*10 ottobre, Roma*
Avevo appena finito di sistemare i vasi di gerani sul davanzale quando squillò il telefono. La voce di mia figlia arrivò dall’altra parte, allegra e spensierata, mentre io stringevo la cornetta con le dita che mi tremavano.
“Papà, siamo in viaggio! Arriviamo domani con i bagagli!”
“Ma sei pazza, Ginevra?” esclamai, sentendo il cuore accelerare. “Dove vuoi che metta le valigie? Ho un monolocale, capisci? Un monolocale! E voi sarete in tre!”
“Papà, non urlare! Solo per una settimana, il tempo di trovare un affitto. Michele ha già un colloquio a Milano…”
Una settimana. Respirai a fondo, guardandomi attorno. Il mio piccolo appartamento in periferia, con il divano-letto che cigolava, la cucina stretta e il frigorifero che faceva le bizze. E poi Ciro, il mio gatto bianco e nero, che mi fissava come se avesse capito tutto.
“Ginevra, non avete pensato a un hotel? Sono un pensionato, ho solo la minima…”
“Papà, ti prego! Con i soldi dei biglietti abbiamo finito il budget. Siamo già sul treno, domani mattina siamo lì. Libera un po’ di spazio, va bene?”
Il click della cornetta mi lasciò solo con i miei dubbi. Roma era costosa, e Michele, mio genero, parlava di opportunità, di stipendi migliori. Ma intanto? Nella mia casa, già piena di ricordi—le foto di nonna Lucia, i libri riletti cento volte, i soprammobili regalati da Ginevra quando era ancora una ragazzina.
Bussai alla porta della vicina, la signora Eleonora, per chiederle di tenere alcune scatole in cantina.

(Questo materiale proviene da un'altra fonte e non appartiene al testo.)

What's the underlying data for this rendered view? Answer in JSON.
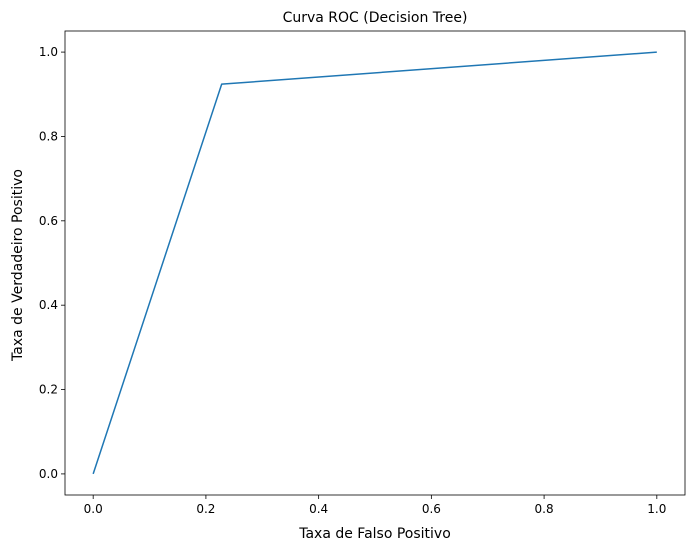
{
  "chart_data": {
    "type": "line",
    "title": "Curva ROC (Decision Tree)",
    "xlabel": "Taxa de Falso Positivo",
    "ylabel": "Taxa de Verdadeiro Positivo",
    "xlim": [
      -0.05,
      1.05
    ],
    "ylim": [
      -0.05,
      1.05
    ],
    "xticks": [
      0.0,
      0.2,
      0.4,
      0.6,
      0.8,
      1.0
    ],
    "yticks": [
      0.0,
      0.2,
      0.4,
      0.6,
      0.8,
      1.0
    ],
    "xtick_labels": [
      "0.0",
      "0.2",
      "0.4",
      "0.6",
      "0.8",
      "1.0"
    ],
    "ytick_labels": [
      "0.0",
      "0.2",
      "0.4",
      "0.6",
      "0.8",
      "1.0"
    ],
    "grid": false,
    "legend": "none",
    "series": [
      {
        "color": "#1f77b4",
        "x": [
          0.0,
          0.228,
          1.0
        ],
        "y": [
          0.0,
          0.924,
          1.0
        ]
      }
    ]
  }
}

“Ah, i figli tornano a casa?” chiese, con quel sorriso sapiente.
“Temporaneamente.”
Lei annuì, strizzando gli occhi. “Temporaneo… come il dentista che dice ‘non sente nulla’.”
La mattina dopo, alle sei e mezzo, bussarono alla porta. Ginevra abbracciandomi come se avessi novant’anni, Michele imbarazzato con le valigie, e tra loro… Beatrice, la mia nipotina di quattro anni, con quelle treccine bionde e gli occhi curiosi.
“Nonno! Posso dare da mangiare al gatto?”
Sorrisi, ma già sentivo la stanza stringersi. Il divano diventò un letto matrimoniale, il mio unico tavolo ingombro di tablet e biberon. A colazione, scoprii che Beatrice beveva solo latte fresco—e a Roma costava il doppio che a Napoli.
“Papà, hai internet?” chiese Ginevra.
“Per cosa?”
“Michele deve mandare curriculum!”
“C’è il bar all’angolo con il Wi-Fi,” mormorai.
I giorni passarono. Lavoravano, io badavo a Beatrice. Mi piaceva, ma… la sera, quando rientravano, parlavano di “piano a lungo termine”. “Milano è meglio, ma intanto…” Intanto ero io a pagare il pediatra quando Be si ammalò, a sopportare i commenti di Eleonora: “Marcello, ti stanno mangiando la pensione!”
Una notte, li sentii sussurrare: “È comodo così. Lei cucina, noi risparmiamo.”
Il mattino dopo, a colazione, Beatrice mi guardò seria: “Nonno, perché dormi sulla poltrona? Tu sei vecchio, devi stare a letto!”
Fu la goccia.
Quella sera, li chiamai in cucina. “Vi amo, ma questa casa è mia. Cercate un’altra sistemazione.”
Ci volle una settimana. Trovare una stanza in periferia. Il giorno del trasloco, Be mi strinse forte: “Nonno, Ciro ti protegge.”
Ora sono di nuovo qui, con il gatto acciambellato accanto, il silenzio, i miei libri tornati sullo scaffale.
A volte la famiglia è come il caffè: se lo allunghi troppo, perde tutto il sapore.